Of course, the algorithm model for interpreting this data, and how to feed it back to upstream processes for correction, are all part of KLA’s patented software services.
Per the agreement, we will provide installation and technical support services for your factories on the Mainland.”
Late night, hotel room
Dr. Chen Lei and several core team members reviewed the gains from the past two weeks in the room. The initial excitement had vanished.
“I get it,” murmured an engineer responsible for process integration. “They’re not selling us a machine; they’re selling us a niche in their ecosystem.”
His unspoken subtext was: this niche is embedded in their ecosystem and impossible to escape.
Dr.
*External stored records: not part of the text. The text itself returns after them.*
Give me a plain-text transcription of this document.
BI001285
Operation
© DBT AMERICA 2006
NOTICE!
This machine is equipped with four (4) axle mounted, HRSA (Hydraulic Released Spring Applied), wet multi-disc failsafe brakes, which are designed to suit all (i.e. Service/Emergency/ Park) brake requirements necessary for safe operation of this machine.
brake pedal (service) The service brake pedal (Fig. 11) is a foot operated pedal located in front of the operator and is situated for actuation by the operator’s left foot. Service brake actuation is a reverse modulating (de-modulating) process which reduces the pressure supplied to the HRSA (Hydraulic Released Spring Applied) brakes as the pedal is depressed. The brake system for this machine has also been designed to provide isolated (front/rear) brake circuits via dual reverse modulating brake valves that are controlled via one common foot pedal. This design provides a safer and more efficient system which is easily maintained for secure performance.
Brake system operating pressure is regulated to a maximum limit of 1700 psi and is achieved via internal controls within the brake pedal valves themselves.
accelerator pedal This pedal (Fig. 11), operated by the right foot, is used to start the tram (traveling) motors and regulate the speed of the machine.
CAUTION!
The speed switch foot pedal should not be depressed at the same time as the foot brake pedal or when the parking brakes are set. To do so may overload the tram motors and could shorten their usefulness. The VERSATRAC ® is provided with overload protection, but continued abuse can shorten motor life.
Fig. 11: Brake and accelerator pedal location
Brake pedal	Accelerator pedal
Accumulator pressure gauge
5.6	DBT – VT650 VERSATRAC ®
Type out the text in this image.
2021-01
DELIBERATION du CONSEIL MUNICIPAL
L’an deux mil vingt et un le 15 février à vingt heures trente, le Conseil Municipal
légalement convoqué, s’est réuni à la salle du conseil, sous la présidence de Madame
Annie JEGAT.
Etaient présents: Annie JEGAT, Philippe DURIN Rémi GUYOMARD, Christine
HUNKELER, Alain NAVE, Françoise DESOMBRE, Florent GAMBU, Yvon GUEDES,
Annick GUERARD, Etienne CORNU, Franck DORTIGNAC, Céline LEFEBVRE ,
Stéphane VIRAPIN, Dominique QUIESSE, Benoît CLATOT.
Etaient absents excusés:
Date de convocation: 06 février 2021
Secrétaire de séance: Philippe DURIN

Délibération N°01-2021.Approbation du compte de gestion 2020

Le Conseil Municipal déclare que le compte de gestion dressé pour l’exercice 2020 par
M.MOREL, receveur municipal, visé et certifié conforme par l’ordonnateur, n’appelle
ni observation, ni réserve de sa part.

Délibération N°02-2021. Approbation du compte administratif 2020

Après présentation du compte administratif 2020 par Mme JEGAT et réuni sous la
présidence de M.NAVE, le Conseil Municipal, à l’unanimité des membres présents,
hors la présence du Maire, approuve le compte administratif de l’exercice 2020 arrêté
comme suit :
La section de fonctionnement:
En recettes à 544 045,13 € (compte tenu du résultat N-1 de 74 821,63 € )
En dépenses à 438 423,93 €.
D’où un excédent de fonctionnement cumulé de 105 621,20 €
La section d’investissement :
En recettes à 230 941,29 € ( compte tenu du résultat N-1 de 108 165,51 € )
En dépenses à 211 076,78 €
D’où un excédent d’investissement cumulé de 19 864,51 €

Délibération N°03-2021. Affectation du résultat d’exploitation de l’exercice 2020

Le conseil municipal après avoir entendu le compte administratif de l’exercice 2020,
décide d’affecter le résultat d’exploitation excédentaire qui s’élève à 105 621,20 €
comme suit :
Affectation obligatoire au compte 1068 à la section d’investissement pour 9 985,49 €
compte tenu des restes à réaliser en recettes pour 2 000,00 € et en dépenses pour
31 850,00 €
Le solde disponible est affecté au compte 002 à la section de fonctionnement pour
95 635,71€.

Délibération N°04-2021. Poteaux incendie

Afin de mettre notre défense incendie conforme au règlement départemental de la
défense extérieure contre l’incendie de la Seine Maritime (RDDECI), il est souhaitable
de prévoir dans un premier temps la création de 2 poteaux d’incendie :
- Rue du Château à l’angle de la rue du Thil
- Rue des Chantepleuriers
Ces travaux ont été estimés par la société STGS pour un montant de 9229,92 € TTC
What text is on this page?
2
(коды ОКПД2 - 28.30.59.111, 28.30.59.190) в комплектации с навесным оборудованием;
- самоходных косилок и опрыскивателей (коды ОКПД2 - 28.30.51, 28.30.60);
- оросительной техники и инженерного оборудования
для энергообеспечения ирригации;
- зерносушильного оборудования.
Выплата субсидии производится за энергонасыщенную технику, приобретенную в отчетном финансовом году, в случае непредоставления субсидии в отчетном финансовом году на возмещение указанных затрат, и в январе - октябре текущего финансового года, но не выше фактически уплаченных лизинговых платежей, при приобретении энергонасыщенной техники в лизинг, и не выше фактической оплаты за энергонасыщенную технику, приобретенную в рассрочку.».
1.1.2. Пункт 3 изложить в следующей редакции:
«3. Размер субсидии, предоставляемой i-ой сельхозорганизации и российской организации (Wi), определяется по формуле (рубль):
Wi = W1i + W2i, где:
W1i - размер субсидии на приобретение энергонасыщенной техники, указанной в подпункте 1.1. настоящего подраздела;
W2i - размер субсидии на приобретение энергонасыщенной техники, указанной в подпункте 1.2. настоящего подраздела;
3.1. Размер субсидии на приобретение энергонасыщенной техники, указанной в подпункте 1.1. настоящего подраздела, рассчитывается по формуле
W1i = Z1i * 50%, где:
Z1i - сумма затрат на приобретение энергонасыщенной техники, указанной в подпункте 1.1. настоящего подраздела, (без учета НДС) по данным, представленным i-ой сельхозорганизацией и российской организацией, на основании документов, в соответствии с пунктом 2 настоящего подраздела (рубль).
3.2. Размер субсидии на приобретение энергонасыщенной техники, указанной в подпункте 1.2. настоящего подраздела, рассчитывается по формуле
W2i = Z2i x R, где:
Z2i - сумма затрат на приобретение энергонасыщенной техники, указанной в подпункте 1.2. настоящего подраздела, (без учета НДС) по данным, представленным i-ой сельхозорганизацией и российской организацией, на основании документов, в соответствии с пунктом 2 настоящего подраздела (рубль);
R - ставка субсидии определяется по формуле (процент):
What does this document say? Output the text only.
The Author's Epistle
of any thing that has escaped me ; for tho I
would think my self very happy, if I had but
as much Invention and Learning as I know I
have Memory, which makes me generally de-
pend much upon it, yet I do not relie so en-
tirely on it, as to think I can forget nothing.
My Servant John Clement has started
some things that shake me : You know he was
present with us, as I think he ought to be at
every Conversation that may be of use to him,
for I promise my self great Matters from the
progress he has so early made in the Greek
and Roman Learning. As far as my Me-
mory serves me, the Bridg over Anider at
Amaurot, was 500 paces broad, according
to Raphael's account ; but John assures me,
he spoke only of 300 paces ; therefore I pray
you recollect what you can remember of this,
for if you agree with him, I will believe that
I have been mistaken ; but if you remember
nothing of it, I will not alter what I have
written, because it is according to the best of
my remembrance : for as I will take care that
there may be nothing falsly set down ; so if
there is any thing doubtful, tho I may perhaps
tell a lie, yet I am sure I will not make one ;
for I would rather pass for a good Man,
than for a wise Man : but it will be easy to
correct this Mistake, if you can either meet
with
Chen Lei walked to the window, looking at the quiet night view of Utsunomiya City outside the window.
“What I said before was right.” Dr. Chen Lei’s voice was unusually calm. “Now we just wait for General Manager Lin to solve the problem.
I’m very curious whether the problem meticulously set up by America is harder to solve, or the world’s most outstanding mathematics master has stronger problem-solving ability.”
This was also the only question left in the team members’ minds after this period.